BoE governor Mervyn King will be required to write an open letter to the Chancellor of the Exchequer Gordon Brown if the annual rate of CPI inflation goes above 3.0 pct or falls short of 1.0 pct. The central bank is charged with keeping the rate at 2.0 pct.
Blanchflower, who casted the lone vote against the rate hike in August also said that he believes the UK labour market will weaken.
"I also believe we will see a decline in the employment rate and further rise in unemployment going forward because of the current composition of employment growth," he said.
He said the big rises in employment in the the public sector or even from self-employment like that of the past few years are unlikely.

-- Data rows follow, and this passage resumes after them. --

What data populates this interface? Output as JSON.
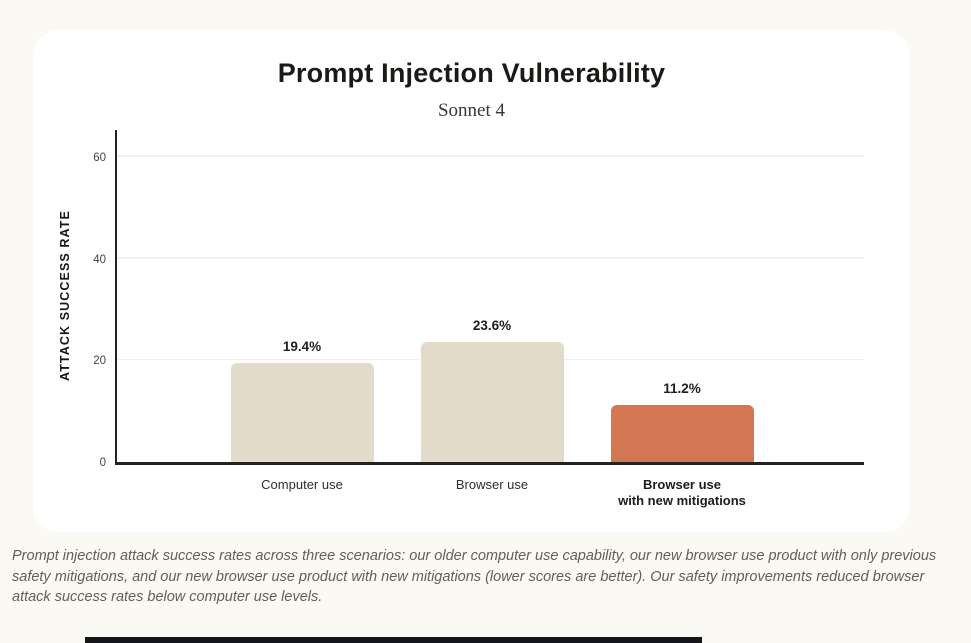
{
  "page": {
    "background_color": "#faf9f3",
    "card_color": "#ffffff",
    "axis_color": "#24231e",
    "gridline_color": "#f2efe5"
  },
  "chart_data": {
    "type": "bar",
    "title": "Prompt Injection Vulnerability",
    "subtitle": "Sonnet 4",
    "ylabel": "ATTACK SUCCESS RATE",
    "xlabel": "",
    "categories": [
      "Computer use",
      "Browser use",
      "Browser use\nwith new mitigations"
    ],
    "values": [
      19.4,
      23.6,
      11.2
    ],
    "value_labels": [
      "19.4%",
      "23.6%",
      "11.2%"
    ],
    "emphasized_category_index": 2,
    "bar_colors": [
      "#e2dbc9",
      "#e2dbc9",
      "#d37652"
    ],
    "yticks": [
      0,
      20,
      40,
      60
    ],
    "ylim": [
      0,
      65.3
    ],
    "grid": true,
    "legend": null
  },
  "caption": {
    "text": "Prompt injection attack success rates across three scenarios: our older computer use capability, our new browser use product with only previous safety mitigations, and our new browser use product with new mitigations (lower scores are better). Our safety improvements reduced browser attack success rates below computer use levels."
  }
}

"At present, I see no evidence of any second-round wage effects from the recent oil price increases," he added.
Blanchflower suggested that official data from the Office of National Statistics may be slightly overestimating wage growth because the average earnings index excludes data from workers at the lower-end of the wage distribution scale.
He noted that the ONS calculates the average earnings index using survey data from firms that employ more than 19 people, excluding smaller firms which are frequently non-union and have lower and more flexible wages than those of bigger, unionised workplaces.
Their earnings are likely to be flexible downwards in periods of rising unemployment and reduced work opportunities, he said.
"Hence the AEI and other similar measures tend to overestimate wage growth in the economy when there is slack in the labour market. This makes it more difficult to assess the current level of wage pressure," he said.